Zombieland (2009)

SEPTEMBER 17, 2009

GENRE: COMEDIC, ZOMBIE
SOURCE: THEATRICAL (PRESS SCREENING)

Another day, another big studio horror comedy with the focus shifted more toward comedy. Being a horror nut, this would normally bug me, and in Jennifer’s Body’s case it did, because the horror was not only brief, but half-assed. Luckily, that is not the case for Zombieland, which manages to breathe life into the zomcom sub-genre by playing to the strengths of its cast members (Woody Harrelson - crazy; Emma Stone - hot, etc) and largely ignoring traditional zombie movie (comic or not) trappings.

Such as the lack of evil humans in the 3rd act. Sure, Stone and her sister (Abigail Breslin) are introduced as “villains” in that they play possum and steal our heroes’ guns, but you know their antagonism will turn into an alliance before the half hour mark or so.
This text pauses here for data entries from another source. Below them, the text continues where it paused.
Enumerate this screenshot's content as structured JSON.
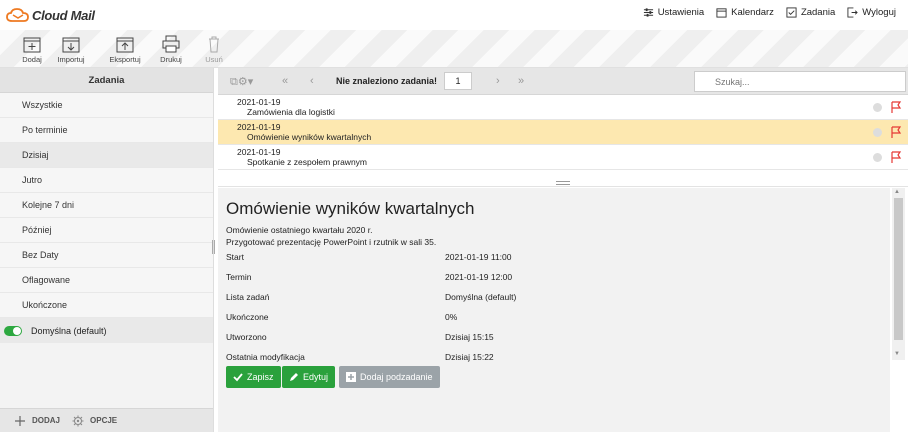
{
  "app": {
    "name": "Cloud Mail"
  },
  "topnav": [
    {
      "label": "Ustawienia",
      "icon": "settings-sliders-icon"
    },
    {
      "label": "Kalendarz",
      "icon": "calendar-icon"
    },
    {
      "label": "Zadania",
      "icon": "tasks-icon"
    },
    {
      "label": "Wyloguj",
      "icon": "logout-icon"
    }
  ],
  "toolbar": {
    "add": "Dodaj",
    "import": "Importuj",
    "export": "Eksportuj",
    "print": "Drukuj",
    "delete": "Usuń"
  },
  "sidebar": {
    "title": "Zadania",
    "items": [
      "Wszystkie",
      "Po terminie",
      "Dzisiaj",
      "Jutro",
      "Kolejne 7 dni",
      "Później",
      "Bez Daty",
      "Oflagowane",
      "Ukończone"
    ],
    "active_index": 2,
    "list": {
      "label": "Domyślna (default)",
      "enabled": true
    },
    "footer": {
      "add": "DODAJ",
      "options": "OPCJE"
    }
  },
  "listhead": {
    "message": "Nie znaleziono zadania!",
    "page": "1",
    "search_placeholder": "Szukaj..."
  },
  "tasks": [
    {
      "date": "2021-01-19",
      "title": "Zamówienia dla logistki",
      "selected": false
    },
    {
      "date": "2021-01-19",
      "title": "Omówienie wyników kwartalnych",
      "selected": true
    },
    {
      "date": "2021-01-19",
      "title": "Spotkanie z zespołem prawnym",
      "selected": false
    }
  ],
  "details": {
    "title": "Omówienie wyników kwartalnych",
    "desc1": "Omówienie ostatniego kwartału 2020 r.",
    "desc2": "Przygotować prezentację PowerPoint i rzutnik w sali 35.",
    "fields": [
      {
        "label": "Start",
        "value": "2021-01-19 11:00"
      },
      {
        "label": "Termin",
        "value": "2021-01-19 12:00"
      },
      {
        "label": "Lista zadań",
        "value": "Domyślna (default)"
      },
      {
        "label": "Ukończone",
        "value": "0%"
      },
      {
        "label": "Utworzono",
        "value": "Dzisiaj 15:15"
      },
      {
        "label": "Ostatnia modyfikacja",
        "value": "Dzisiaj 15:22"
      }
    ],
    "buttons": {
      "save": "Zapisz",
      "edit": "Edytuj",
      "subtask": "Dodaj podzadanie"
    }
  },
  "colors": {
    "accent": "#ee7a22",
    "green": "#2aa13c",
    "selected_row": "#fde8b0",
    "flag": "#e53935"
  }
}
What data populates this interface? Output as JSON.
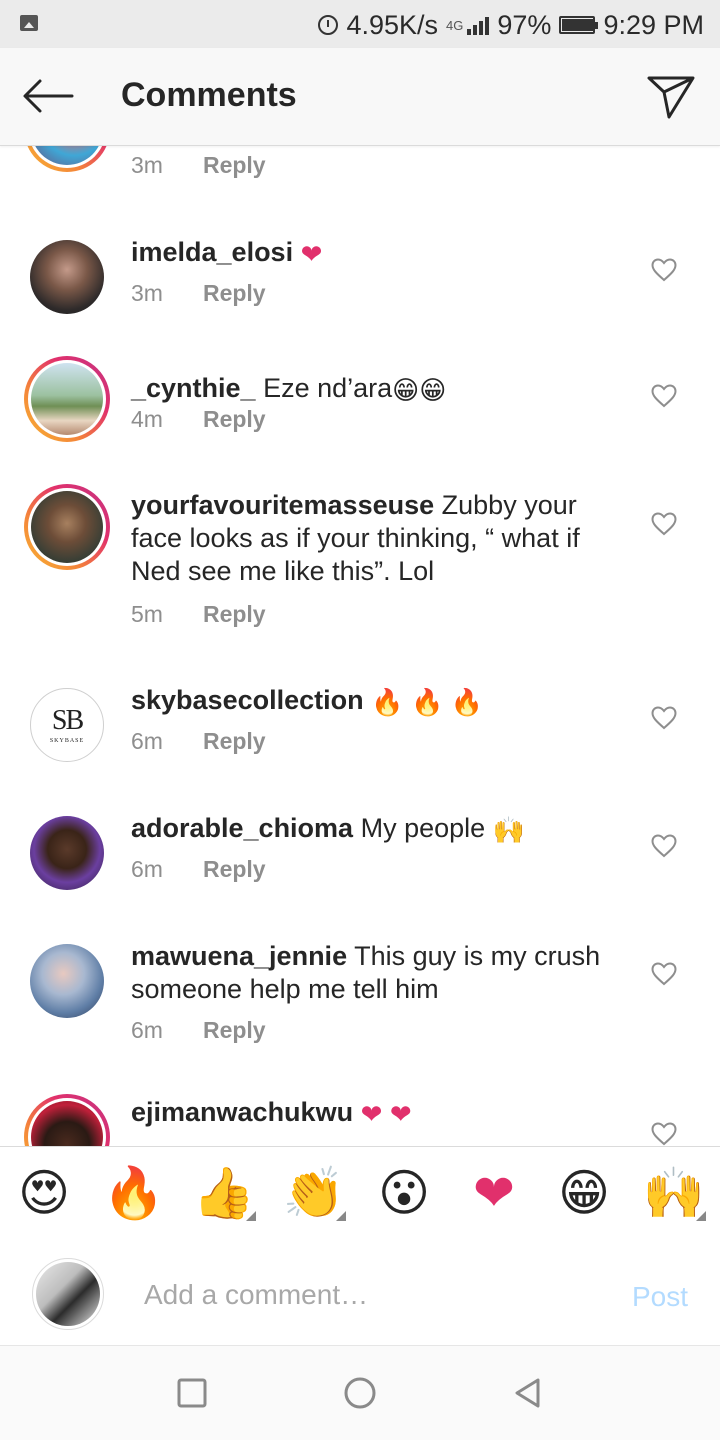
{
  "status_bar": {
    "net_speed": "4.95K/s",
    "net_type": "4G",
    "battery": "97%",
    "battery_level": 97,
    "time": "9:29 PM",
    "icons": [
      "image-icon",
      "alarm-icon",
      "signal-icon",
      "battery-icon"
    ]
  },
  "header": {
    "title": "Comments",
    "back_icon": "arrow-left-icon",
    "share_icon": "paper-plane-icon"
  },
  "comments": [
    {
      "username": "",
      "text": "",
      "time": "3m",
      "reply": "Reply",
      "emojis": []
    },
    {
      "username": "imelda_elosi",
      "text": "",
      "time": "3m",
      "reply": "Reply",
      "emojis": [
        "❤"
      ]
    },
    {
      "username": "_cynthie_",
      "text": "Eze nd’ara",
      "time": "4m",
      "reply": "Reply",
      "emojis": [
        "😁",
        "😁"
      ]
    },
    {
      "username": "yourfavouritemasseuse",
      "text": "Zubby your face looks as if your thinking, “ what if Ned see me like this”. Lol",
      "time": "5m",
      "reply": "Reply",
      "emojis": []
    },
    {
      "username": "skybasecollection",
      "text": "",
      "time": "6m",
      "reply": "Reply",
      "emojis": [
        "🔥",
        "🔥",
        "🔥"
      ]
    },
    {
      "username": "adorable_chioma",
      "text": "My people",
      "time": "6m",
      "reply": "Reply",
      "emojis": [
        "🙌"
      ]
    },
    {
      "username": "mawuena_jennie",
      "text": "This guy is my crush someone help me tell him",
      "time": "6m",
      "reply": "Reply",
      "emojis": []
    },
    {
      "username": "ejimanwachukwu",
      "text": "",
      "time": "",
      "reply": "",
      "emojis": [
        "❤",
        "❤"
      ]
    }
  ],
  "skybase_logo": {
    "mark": "SB",
    "caption": "SKYBASE"
  },
  "emoji_bar": [
    "😍",
    "🔥",
    "👍",
    "👏",
    "😮",
    "❤",
    "😁",
    "🙌"
  ],
  "compose": {
    "placeholder": "Add a comment…",
    "post_label": "Post"
  },
  "nav_bar": [
    "recents-square-icon",
    "home-circle-icon",
    "back-triangle-icon"
  ],
  "colors": {
    "accent_heart": "#e1306c",
    "post_disabled": "#b3dbff",
    "meta_gray": "#8e8e8e"
  }
}
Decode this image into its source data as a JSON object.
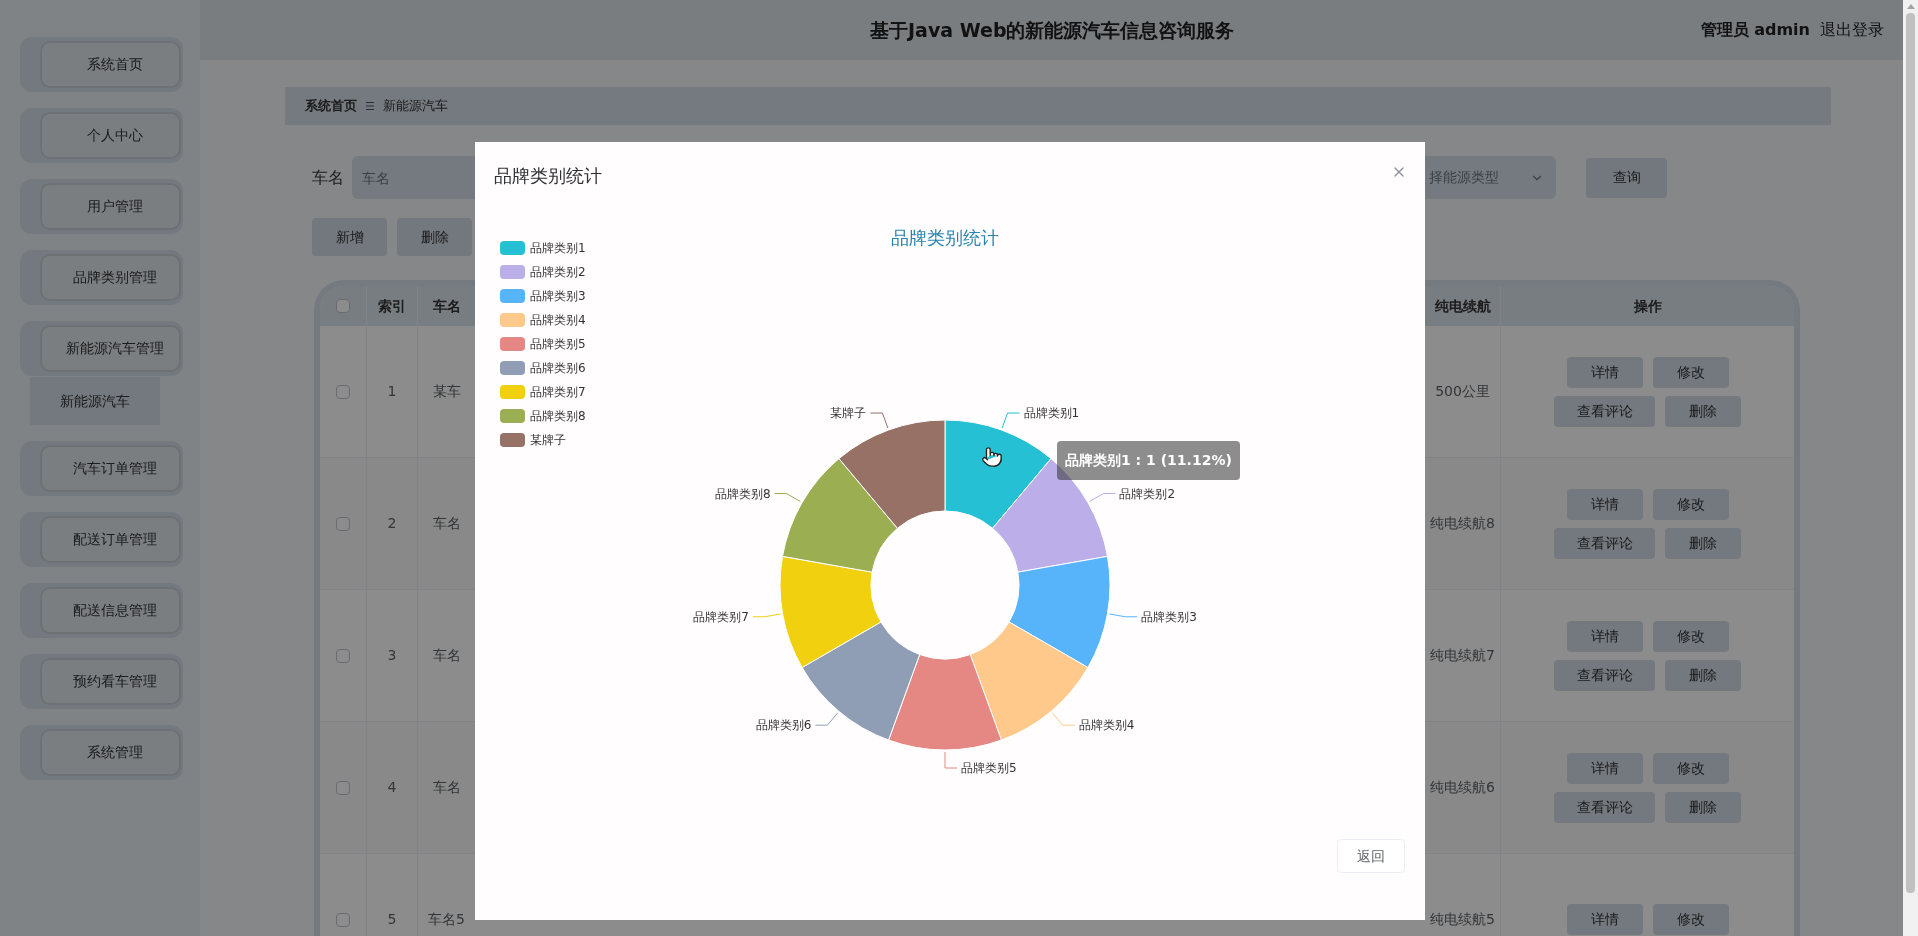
{
  "header": {
    "title": "基于Java Web的新能源汽车信息咨询服务",
    "user": "管理员 admin",
    "logout": "退出登录"
  },
  "sidebar": {
    "items": [
      {
        "label": "系统首页"
      },
      {
        "label": "个人中心"
      },
      {
        "label": "用户管理"
      },
      {
        "label": "品牌类别管理"
      },
      {
        "label": "新能源汽车管理",
        "children": [
          {
            "label": "新能源汽车"
          }
        ]
      },
      {
        "label": "汽车订单管理"
      },
      {
        "label": "配送订单管理"
      },
      {
        "label": "配送信息管理"
      },
      {
        "label": "预约看车管理"
      },
      {
        "label": "系统管理"
      }
    ]
  },
  "breadcrumb": [
    "系统首页",
    "新能源汽车"
  ],
  "search": {
    "label": "车名",
    "placeholder": "车名",
    "select_text": "择能源类型",
    "button": "查询"
  },
  "toolbar": [
    "新增",
    "删除"
  ],
  "table": {
    "select_all_checked": false,
    "columns": [
      "索引",
      "车名",
      "纯电续航",
      "操作"
    ],
    "rows": [
      {
        "checked": false,
        "index": "1",
        "name": "某车",
        "range": "500公里",
        "actions": [
          "详情",
          "修改",
          "查看评论",
          "删除"
        ]
      },
      {
        "checked": false,
        "index": "2",
        "name": "车名",
        "range": "纯电续航8",
        "actions": [
          "详情",
          "修改",
          "查看评论",
          "删除"
        ]
      },
      {
        "checked": false,
        "index": "3",
        "name": "车名",
        "range": "纯电续航7",
        "actions": [
          "详情",
          "修改",
          "查看评论",
          "删除"
        ]
      },
      {
        "checked": false,
        "index": "4",
        "name": "车名",
        "range": "纯电续航6",
        "actions": [
          "详情",
          "修改",
          "查看评论",
          "删除"
        ]
      },
      {
        "checked": false,
        "index": "5",
        "name": "车名5",
        "range": "纯电续航5",
        "actions": [
          "详情",
          "修改"
        ]
      }
    ]
  },
  "modal": {
    "title": "品牌类别统计",
    "legend": [
      {
        "label": "品牌类别1",
        "color": "#26c0d5"
      },
      {
        "label": "品牌类别2",
        "color": "#bcaee8"
      },
      {
        "label": "品牌类别3",
        "color": "#58b4fa"
      },
      {
        "label": "品牌类别4",
        "color": "#fec98b"
      },
      {
        "label": "品牌类别5",
        "color": "#e58883"
      },
      {
        "label": "品牌类别6",
        "color": "#8f9db5"
      },
      {
        "label": "品牌类别7",
        "color": "#f1d00f"
      },
      {
        "label": "品牌类别8",
        "color": "#9baf52"
      },
      {
        "label": "某牌子",
        "color": "#977066"
      }
    ],
    "chart_data": {
      "type": "donut",
      "title": "品牌类别统计",
      "categories": [
        "品牌类别1",
        "品牌类别2",
        "品牌类别3",
        "品牌类别4",
        "品牌类别5",
        "品牌类别6",
        "品牌类别7",
        "品牌类别8",
        "某牌子"
      ],
      "values": [
        1,
        1,
        1,
        1,
        1,
        1,
        1,
        1,
        1
      ]
    },
    "tooltip": "品牌类别1 : 1 (11.12%)",
    "button": "返回"
  }
}
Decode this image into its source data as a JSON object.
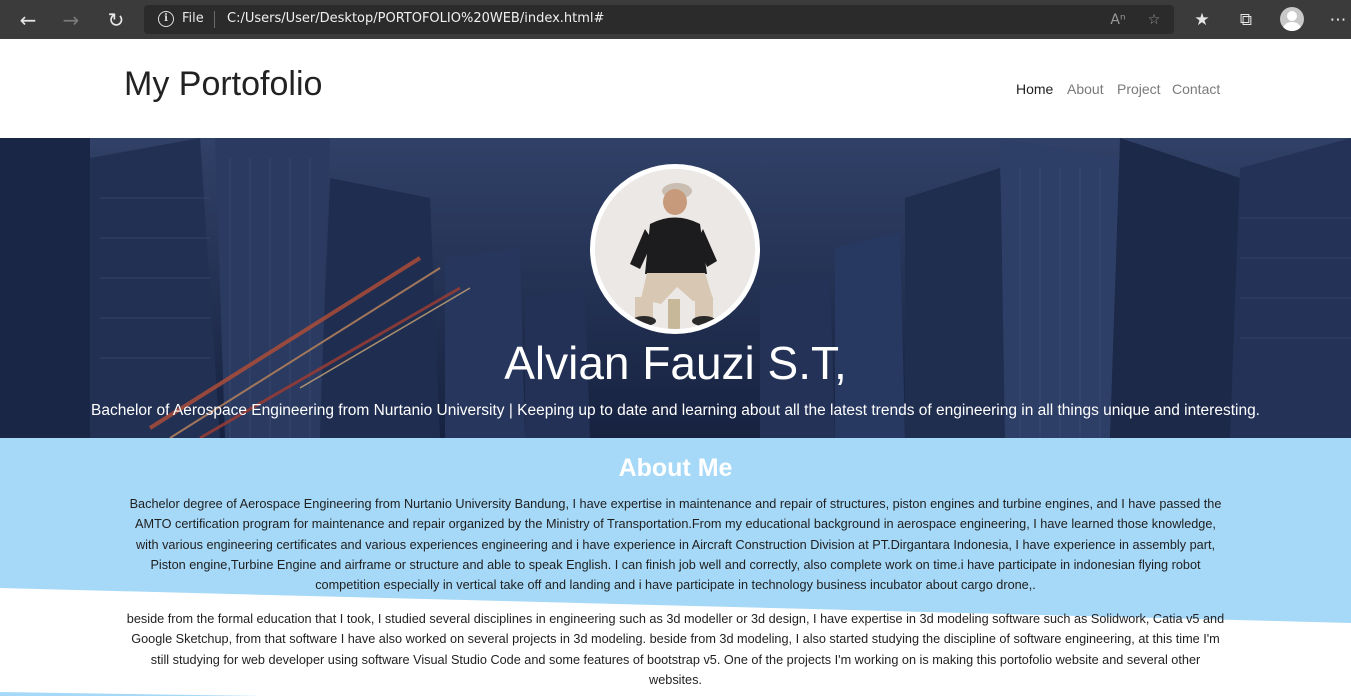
{
  "browser": {
    "file_label": "File",
    "url": "C:/Users/User/Desktop/PORTOFOLIO%20WEB/index.html#",
    "icons": [
      "back-arrow-icon",
      "forward-arrow-icon",
      "refresh-icon",
      "info-icon",
      "read-aloud-icon",
      "add-favorite-icon",
      "favorites-icon",
      "collections-icon",
      "profile-avatar-icon",
      "more-menu-icon"
    ]
  },
  "navbar": {
    "brand": "My Portofolio",
    "links": [
      {
        "label": "Home",
        "active": true
      },
      {
        "label": "About",
        "active": false
      },
      {
        "label": "Project",
        "active": false
      },
      {
        "label": "Contact",
        "active": false
      }
    ]
  },
  "hero": {
    "name": "Alvian Fauzi S.T,",
    "tagline": "Bachelor of Aerospace Engineering from Nurtanio University | Keeping up to date and learning about all the latest trends of engineering in all things unique and interesting."
  },
  "about": {
    "title": "About Me",
    "paragraphs": [
      "Bachelor degree of Aerospace Engineering from Nurtanio University Bandung, I have expertise in maintenance and repair of structures, piston engines and turbine engines, and I have passed the AMTO certification program for maintenance and repair organized by the Ministry of Transportation.From my educational background in aerospace engineering, I have learned those knowledge, with various engineering certificates and various experiences engineering and i have experience in Aircraft Construction Division at PT.Dirgantara Indonesia, I have experience in assembly part, Piston engine,Turbine Engine and airframe or structure and able to speak English. I can finish job well and correctly, also complete work on time.i have participate in indonesian flying robot competition especially in vertical take off and landing and i have participate in technology business incubator about cargo drone,.",
      "beside from the formal education that I took, I studied several disciplines in engineering such as 3d modeller or 3d design, I have expertise in 3d modeling software such as Solidwork, Catia v5 and Google Sketchup, from that software I have also worked on several projects in 3d modeling. beside from 3d modeling, I also started studying the discipline of software engineering, at this time I'm still studying for web developer using software Visual Studio Code and some features of bootstrap v5. One of the projects I'm working on is making this portofolio website and several other websites."
    ]
  },
  "colors": {
    "browser_bar": "#3b3b3b",
    "address_bar": "#2b2b2b",
    "hero_blue": "#25365a",
    "about_wave": "#a6d8f7",
    "brand_text": "#222222"
  }
}
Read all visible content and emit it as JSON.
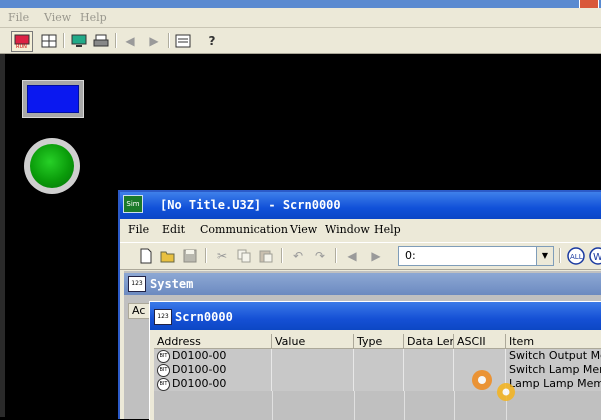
{
  "background_app": {
    "menu": [
      "File",
      "View",
      "Help"
    ],
    "toolbar_icons": [
      "run-icon",
      "grid-icon",
      "monitor-icon",
      "print-icon",
      "back-icon",
      "forward-icon",
      "screen-icon",
      "help-icon"
    ],
    "canvas_objects": [
      "blue-rectangle",
      "green-lamp"
    ],
    "colors": {
      "canvas": "#000000",
      "rect_fill": "#0a18f0",
      "lamp": "#0a9b0a"
    }
  },
  "sim_window": {
    "icon_text": "Sim",
    "title": "[No Title.U3Z] - Scrn0000",
    "menu": [
      "File",
      "Edit",
      "Communication",
      "View",
      "Window",
      "Help"
    ],
    "toolbar_icons": [
      "new-icon",
      "open-icon",
      "save-icon",
      "cut-icon",
      "copy-icon",
      "paste-icon",
      "undo-icon",
      "redo-icon",
      "prev-icon",
      "next-icon"
    ],
    "screen_select_value": "0:",
    "right_icons": [
      "all-icon",
      "w-icon"
    ]
  },
  "system_window": {
    "title": "System",
    "col_header": "Ac"
  },
  "scrn_window": {
    "icon_text": "123",
    "title": "Scrn0000",
    "columns": [
      "Address",
      "Value",
      "Type",
      "Data Len",
      "ASCII",
      "Item"
    ],
    "rows": [
      {
        "bit": "BIT",
        "address": "D0100-00",
        "value": "",
        "type": "",
        "data_len": "",
        "ascii": "",
        "item": "Switch Output Memory"
      },
      {
        "bit": "BIT",
        "address": "D0100-00",
        "value": "",
        "type": "",
        "data_len": "",
        "ascii": "",
        "item": "Switch Lamp Memory"
      },
      {
        "bit": "BIT",
        "address": "D0100-00",
        "value": "",
        "type": "",
        "data_len": "",
        "ascii": "",
        "item": "Lamp Lamp Memory"
      }
    ]
  }
}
And even before then, they are hardly the hateful types that crippled films like 28 Days Later. They’re just trying to get by without doing any work - they don’t physically harm the guys or trap them in a room with zombies or whatever. It’s the refreshingly light, breezy tone that allows the film to work as well as it does. Even in potentially dark moments (such as when Jesse Eisenberg’s character learns that his hometown has been leveled) are not dwelled on, and it’s not long before another laugh is delivered.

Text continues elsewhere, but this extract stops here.